You can find workshops and groups for Vancouver here but you can also check your own parish website.
What Should The Small Group Look Like?
The great thing about a small group is that there is no one right way to run it. We can run one around the table during dinner, outside in a circle of beach chairs, or at a local coffee shop. A lot of this depends on where you live, what’s available, and your comfort level.
Your group can focus on whatever area you want. You can build a structure or keep it loose. You can have people share about an area of prayer, service, and intellect (spiritual reading/learning). You can encourage reading and reflecting on Scripture. You can talk about your faith in the context of a current event. You could invite someone new every meeting to facilitate a spiritual topic for discussion (the sacraments, discerning a vocation, etc.). Or you can cover a range of topics
Here are some question suggestions for the group:
How have you seen God working in your life this week/month?
What’s going well? Where can we do better? How is God asking us to grow during this season?
What is your prayer life like? What do you do to stay close to God?
What verse from Scripture spoke to you this week?
With just a bit of intentionality, we create a space to talk openly and honestly about what’s really going on in our lives. And, remember, it should be fun too! We can also spend part of the time just catching up on life or asking others to pray for us.
Is It Worth Doing a Small Group Online?
As we’ve all probably experienced, online group meetings can sometimes be, well, a bit awkward. But that doesn’t mean they have to stay awkward.
I had the opportunity to be part of one a couple of months ago, and though it wasn't the same as being able to interact face-to-face, it was still really nourishing. We were still able to do those things that make small groups so important: pray for each other, open up about our struggles and joys, and, of course, just laugh and hang out.
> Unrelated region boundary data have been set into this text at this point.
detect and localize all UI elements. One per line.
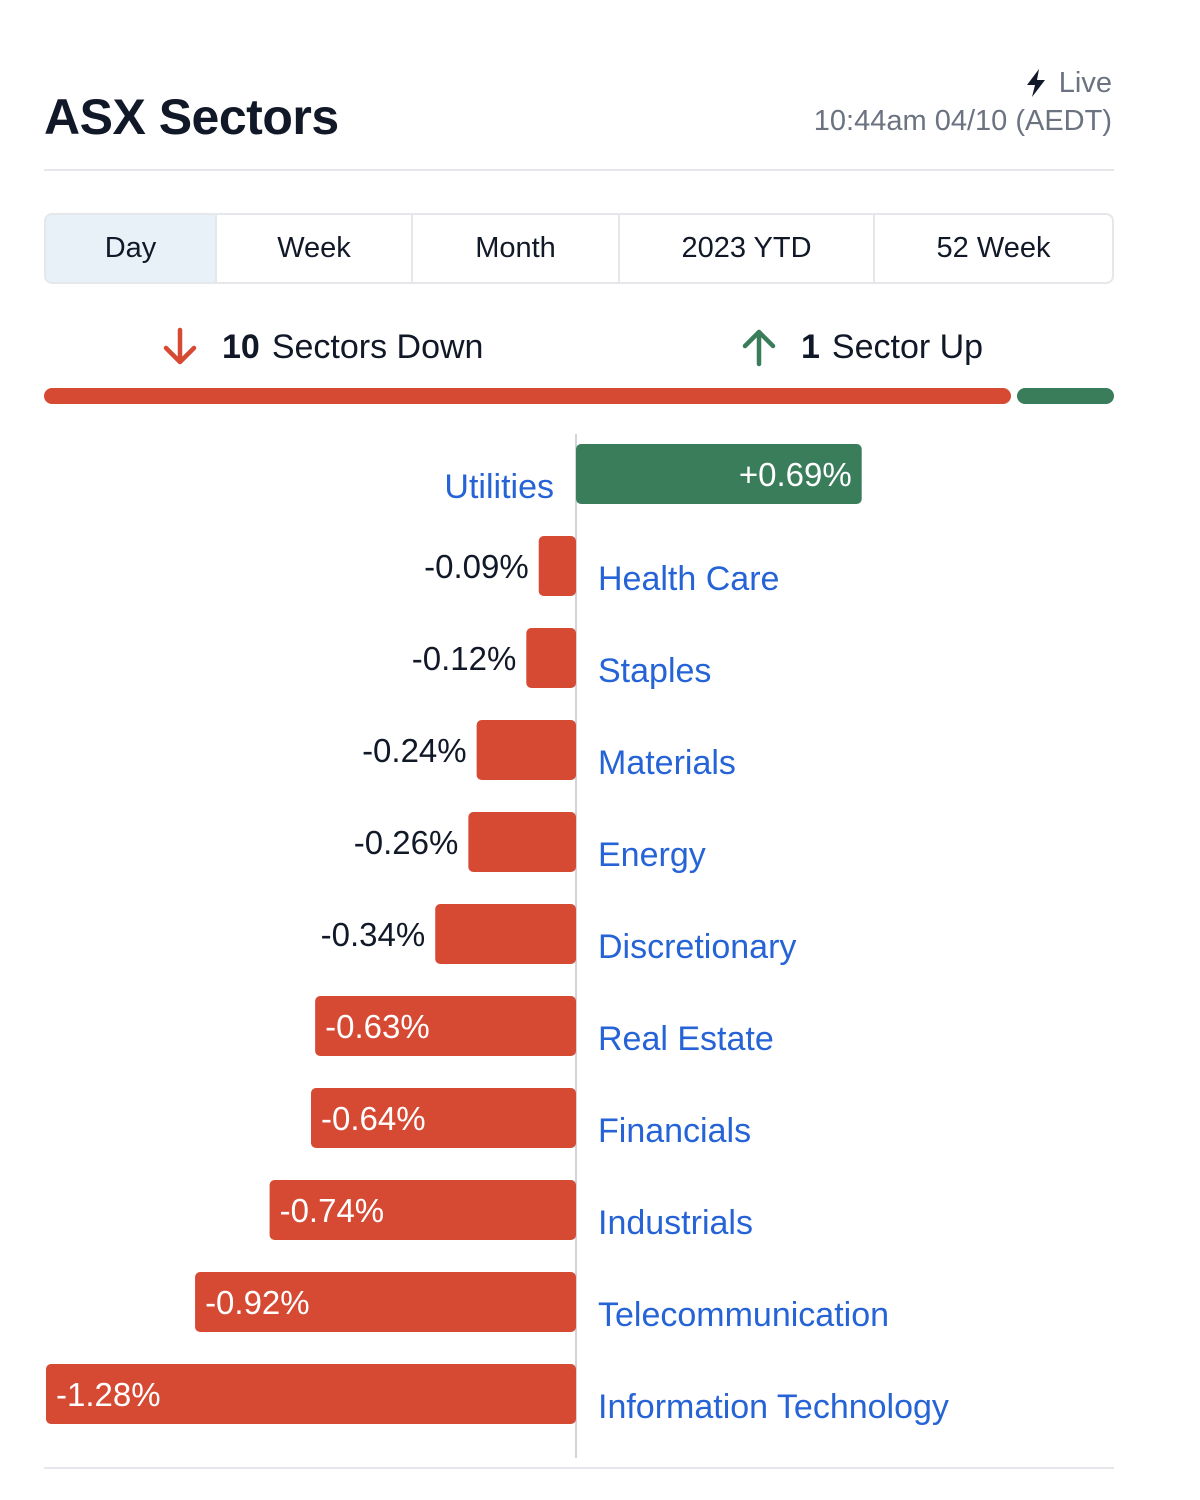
value-label-utilities: +0.69% [739, 456, 852, 493]
value-label-health-care: -0.09% [424, 548, 529, 585]
sector-label-real-estate[interactable]: Real Estate [598, 1020, 774, 1058]
value-label-telecommunication: -0.92% [205, 1284, 310, 1321]
lightning-bolt-icon [1026, 69, 1045, 97]
tab-2023-ytd[interactable]: 2023 YTD [620, 215, 875, 282]
value-label-discretionary: -0.34% [321, 916, 426, 953]
sector-label-utilities[interactable]: Utilities [444, 468, 554, 506]
page-title: ASX Sectors [44, 89, 339, 145]
arrow-up-icon [742, 329, 776, 367]
bar-health-care[interactable] [538, 536, 576, 596]
sectors-up-summary: 1 Sector Up [739, 322, 983, 372]
sector-label-energy[interactable]: Energy [598, 836, 706, 874]
bar-information-technology[interactable] [46, 1364, 576, 1424]
sector-label-telecommunication[interactable]: Telecommunication [598, 1296, 889, 1334]
tab-month[interactable]: Month [413, 215, 620, 282]
bar-discretionary[interactable] [435, 904, 576, 964]
header-divider [44, 169, 1114, 171]
timestamp: 10:44am 04/10 (AEDT) [813, 105, 1112, 137]
tab-day[interactable]: Day [46, 215, 217, 282]
sectors-down-text: Sectors Down [271, 327, 484, 366]
value-label-real-estate: -0.63% [325, 1008, 430, 1045]
breadth-bar-up [1017, 388, 1114, 404]
live-indicator: Live [814, 64, 1112, 102]
bar-materials[interactable] [476, 720, 576, 780]
sector-label-materials[interactable]: Materials [598, 744, 736, 782]
breadth-bar-down [44, 388, 1012, 404]
sectors-down-count: 10 [222, 327, 260, 366]
bar-utilities[interactable] [576, 444, 862, 504]
sector-label-information-technology[interactable]: Information Technology [598, 1388, 949, 1426]
period-tabs: Day Week Month 2023 YTD 52 Week [44, 213, 1114, 284]
bar-energy[interactable] [468, 812, 576, 872]
sector-label-financials[interactable]: Financials [598, 1112, 751, 1150]
sector-label-discretionary[interactable]: Discretionary [598, 928, 796, 966]
value-label-financials: -0.64% [321, 1100, 426, 1137]
sectors-up-count: 1 [801, 327, 820, 366]
sectors-up-text: Sector Up [831, 327, 984, 366]
bar-real-estate[interactable] [315, 996, 576, 1056]
value-label-information-technology: -1.28% [56, 1376, 161, 1413]
live-label: Live [1058, 67, 1112, 99]
bar-industrials[interactable] [269, 1180, 576, 1240]
sector-label-staples[interactable]: Staples [598, 652, 711, 690]
tab-week[interactable]: Week [217, 215, 413, 282]
value-label-materials: -0.24% [362, 732, 467, 769]
sector-label-health-care[interactable]: Health Care [598, 560, 779, 598]
arrow-down-icon [163, 327, 197, 365]
bar-staples[interactable] [526, 628, 576, 688]
sectors-down-summary: 10 Sectors Down [160, 322, 483, 372]
value-label-industrials: -0.74% [280, 1192, 385, 1229]
sector-label-industrials[interactable]: Industrials [598, 1204, 753, 1242]
bar-telecommunication[interactable] [195, 1272, 576, 1332]
value-label-staples: -0.12% [412, 640, 517, 677]
bar-financials[interactable] [311, 1088, 576, 1148]
tab-52-week[interactable]: 52 Week [936, 232, 1051, 264]
value-label-energy: -0.26% [354, 824, 459, 861]
footer-divider [44, 1467, 1114, 1469]
live-status: Live 10:44am 04/10 (AEDT) [814, 64, 1112, 140]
Even if we’re new to a group, or meeting people for the first time online, we can still experience the benefits. Just like any relationship, it will take time for our small group to deepen in intimacy.
At first, we may only be comfortable talking about our spiritual life in general. But, eventually, we can hopefully establish a mutual trust that allows us to share more substantial and personal aspects of our lives and faith. Plus, being online does not mean a friendship is disingenuous or fleeting. By forming a community now online, especially if it’s a local one, once things do open up we’ll already have a connection with others that will only deepen even more in person!
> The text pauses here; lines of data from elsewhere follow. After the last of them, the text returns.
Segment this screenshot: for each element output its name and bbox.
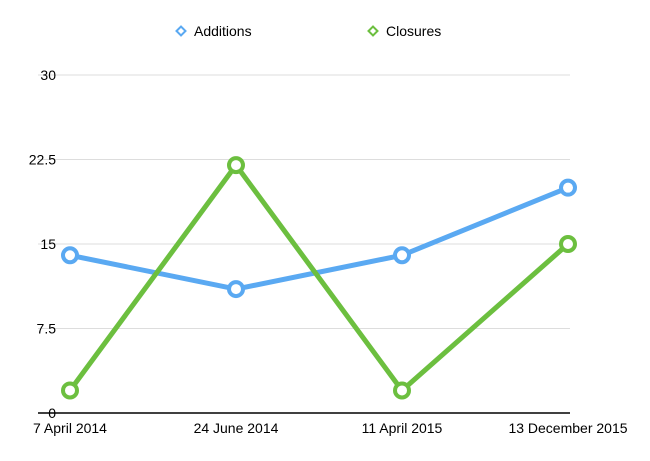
y-tick-label: 30	[40, 67, 56, 83]
data-point-closures[interactable]	[393, 381, 411, 400]
legend-label: Closures	[386, 23, 441, 39]
x-tick-label: 7 April 2014	[33, 420, 107, 436]
x-tick-label: 11 April 2015	[362, 420, 443, 436]
series-points	[61, 156, 577, 400]
legend: Additions Closures	[175, 23, 441, 39]
y-tick-label: 15	[40, 236, 56, 252]
series-line-closures	[67, 162, 571, 393]
data-point-closures[interactable]	[61, 381, 79, 400]
y-tick-label: 22.5	[29, 152, 56, 168]
x-tick-label: 24 June 2014	[194, 420, 279, 436]
data-point-additions[interactable]	[227, 280, 245, 299]
series-line-additions	[67, 185, 571, 292]
series-lines	[67, 162, 571, 393]
gridlines	[38, 74, 570, 329]
data-point-closures[interactable]	[559, 235, 577, 253]
y-tick-label: 7.5	[37, 321, 57, 337]
data-point-additions[interactable]	[393, 246, 411, 265]
legend-marker-icon	[175, 25, 187, 37]
data-point-additions[interactable]	[61, 246, 79, 265]
data-point-closures[interactable]	[227, 156, 245, 175]
legend-marker-icon	[367, 25, 379, 37]
data-point-additions[interactable]	[559, 178, 577, 197]
legend-label: Additions	[194, 23, 252, 39]
x-tick-label: 13 December 2015	[508, 420, 627, 436]
x-axis-ticks: 7 April 2014 24 June 2014 11 April 2015 13 …	[33, 420, 628, 436]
The best part out of it all? Connecting with people on a genuine level.
It’s not about making sure there are no lulls in the conversation or how theological we can get. It’s simply about connecting and doing life with people. It can even enrich our lives in a way we may have not experienced before. Having this kind of community is how God calls us into living out our faith because He knows what’s on the other side—a fuller and more purposeful version of our life.